Operados desde determinados sectores de poder, los ciclos devaluatorios funcionan como piezas de un andamiaje perverso en una trama con ganadores que se enriquecen a costa del empobrecimiento de la población.
miércoles 29 de mayo de 2013 | 5:03 PM |a palabra devaluación azuza algunos de los peores temores de los asalariados. Está asociada directamente con la destrucción de los ahorros pero sobre todo con la inflación, el desempleo, la contracción económica y la recesión. Eso es lo que está impreso en la memoria colectiva, que en las últimas décadas anotó uno a uno los virulentos saltos del tipo de cambio. La única devaluación que no tiene esas marcas fue la de la salida del régimen de convertibilidad, que se produjo en un contexto particular: elevadísimos niveles de desocupación combinados con organizaciones sindicales devastadas, que volvieron inviable cualquier intento por recomponer los salarios y aceitar la puja distributiva. Sin embargo, ese episodio no borró las marcas de los anteriores que estuvieron ligados a crisis de deuda, cuellos de botella del entramado industrial y extranjerización de la economía. Todos elementos que se combinaron, y se combinan, en el juego político de la economía que tiene (siempre) ganadores y perdedores en la tensión constante por ver cómo se pagan y se resuelven las crisis.

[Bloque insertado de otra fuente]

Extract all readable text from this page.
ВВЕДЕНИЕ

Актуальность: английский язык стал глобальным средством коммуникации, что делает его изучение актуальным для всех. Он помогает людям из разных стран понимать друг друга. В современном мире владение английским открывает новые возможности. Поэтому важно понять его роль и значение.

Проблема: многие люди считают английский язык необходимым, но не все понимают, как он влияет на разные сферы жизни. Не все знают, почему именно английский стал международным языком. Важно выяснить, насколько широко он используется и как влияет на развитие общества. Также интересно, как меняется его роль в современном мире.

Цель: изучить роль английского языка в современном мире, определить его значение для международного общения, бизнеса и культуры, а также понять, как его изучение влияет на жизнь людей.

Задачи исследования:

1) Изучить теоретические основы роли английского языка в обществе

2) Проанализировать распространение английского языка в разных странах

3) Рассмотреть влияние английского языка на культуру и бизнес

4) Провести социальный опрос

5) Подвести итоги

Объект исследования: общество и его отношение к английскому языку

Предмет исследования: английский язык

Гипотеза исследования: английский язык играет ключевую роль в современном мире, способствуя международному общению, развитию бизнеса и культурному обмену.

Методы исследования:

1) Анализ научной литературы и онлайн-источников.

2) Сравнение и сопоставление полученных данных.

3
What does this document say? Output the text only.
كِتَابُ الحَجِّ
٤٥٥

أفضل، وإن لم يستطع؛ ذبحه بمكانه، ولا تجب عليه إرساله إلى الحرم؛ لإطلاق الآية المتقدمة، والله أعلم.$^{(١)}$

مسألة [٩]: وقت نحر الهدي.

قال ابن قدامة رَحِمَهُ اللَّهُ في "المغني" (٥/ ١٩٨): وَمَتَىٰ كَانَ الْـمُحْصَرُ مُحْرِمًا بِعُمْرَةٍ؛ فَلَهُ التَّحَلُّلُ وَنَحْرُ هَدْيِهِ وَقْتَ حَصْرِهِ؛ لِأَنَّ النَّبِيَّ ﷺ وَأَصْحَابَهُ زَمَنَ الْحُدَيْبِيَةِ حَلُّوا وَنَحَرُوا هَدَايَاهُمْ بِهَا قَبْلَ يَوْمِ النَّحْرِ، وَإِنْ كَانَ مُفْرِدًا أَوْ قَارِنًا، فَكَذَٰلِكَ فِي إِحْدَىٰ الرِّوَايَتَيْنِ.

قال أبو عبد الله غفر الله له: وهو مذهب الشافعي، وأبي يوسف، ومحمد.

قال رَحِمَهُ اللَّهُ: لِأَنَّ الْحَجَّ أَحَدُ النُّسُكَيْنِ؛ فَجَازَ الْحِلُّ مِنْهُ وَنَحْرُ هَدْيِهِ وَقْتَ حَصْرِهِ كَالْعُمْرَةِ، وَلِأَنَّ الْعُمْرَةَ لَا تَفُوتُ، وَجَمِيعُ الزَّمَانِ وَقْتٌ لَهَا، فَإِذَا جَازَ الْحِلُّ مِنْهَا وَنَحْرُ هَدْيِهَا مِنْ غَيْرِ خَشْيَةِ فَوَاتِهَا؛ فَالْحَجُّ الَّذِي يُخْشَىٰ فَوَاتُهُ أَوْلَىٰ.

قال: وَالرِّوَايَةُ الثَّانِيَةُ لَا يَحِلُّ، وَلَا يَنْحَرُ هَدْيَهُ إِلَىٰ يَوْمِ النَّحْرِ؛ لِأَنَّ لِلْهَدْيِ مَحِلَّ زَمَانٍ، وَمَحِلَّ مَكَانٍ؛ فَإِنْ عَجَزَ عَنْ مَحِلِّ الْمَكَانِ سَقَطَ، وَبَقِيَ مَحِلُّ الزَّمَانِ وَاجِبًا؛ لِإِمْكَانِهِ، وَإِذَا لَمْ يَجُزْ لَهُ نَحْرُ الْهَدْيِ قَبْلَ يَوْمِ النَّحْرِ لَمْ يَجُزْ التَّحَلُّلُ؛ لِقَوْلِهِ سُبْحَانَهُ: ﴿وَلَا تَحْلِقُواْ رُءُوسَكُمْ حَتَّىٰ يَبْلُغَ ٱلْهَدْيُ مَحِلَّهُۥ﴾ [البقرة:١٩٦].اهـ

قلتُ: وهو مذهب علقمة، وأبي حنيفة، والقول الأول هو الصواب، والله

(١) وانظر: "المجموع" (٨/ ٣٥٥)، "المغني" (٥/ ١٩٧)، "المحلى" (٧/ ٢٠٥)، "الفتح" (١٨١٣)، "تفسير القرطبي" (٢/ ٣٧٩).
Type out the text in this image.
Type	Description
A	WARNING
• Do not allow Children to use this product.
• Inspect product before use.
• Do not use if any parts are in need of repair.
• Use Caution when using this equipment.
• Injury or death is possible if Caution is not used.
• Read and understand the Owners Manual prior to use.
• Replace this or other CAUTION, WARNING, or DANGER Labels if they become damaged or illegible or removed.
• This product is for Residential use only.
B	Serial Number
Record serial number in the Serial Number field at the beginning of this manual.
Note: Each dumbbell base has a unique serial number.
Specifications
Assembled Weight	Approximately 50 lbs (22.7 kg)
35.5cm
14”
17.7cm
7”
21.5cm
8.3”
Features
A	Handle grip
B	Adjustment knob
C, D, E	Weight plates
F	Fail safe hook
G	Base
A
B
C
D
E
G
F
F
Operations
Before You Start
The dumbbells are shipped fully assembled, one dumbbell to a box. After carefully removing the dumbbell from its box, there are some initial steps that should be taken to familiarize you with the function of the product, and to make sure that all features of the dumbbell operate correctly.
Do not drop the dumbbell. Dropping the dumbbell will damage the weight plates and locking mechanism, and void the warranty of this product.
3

La falta de dólares –crisis de balance de pagos– para cancelar las deudas contraídas o seguir comprando las maquinarias que no se producen en el país para mantener el funcionamiento de la industria local explica en dos líneas la necesidad de ajustar el tipo de cambio vía una devaluación. Pero lo que los economistas discuten es por qué se llega a ese punto –por una crisis de deuda o porque no se pudo avanzar en un proceso de sustitución de importaciones– y también en qué plazo y volumen se producen esas devaluaciones.
Es que ese cambio en la relación del valor de la moneda local con la moneda de referencia internacional, en este caso el dólar, es constante. Y eso es así no sólo porque depende de los problemas estructurales que arrastra la Argentina –y también otros países en vías de desarrollo, subdesarrollados o periféricos– sino también de lo que ocurre con otras monedas y economías. En esa variación permanente se inscribe la disputa por ver quién paga la cuenta que se torna concreta cuando los saltos son bruscos y mucho más difusa cuando las variaciones son paulatinas: una cosa es una depreciación del dos por ciento mensual a lo largo de un año y otra cosa es una devaluación del 24 por ciento en cuestión de horas.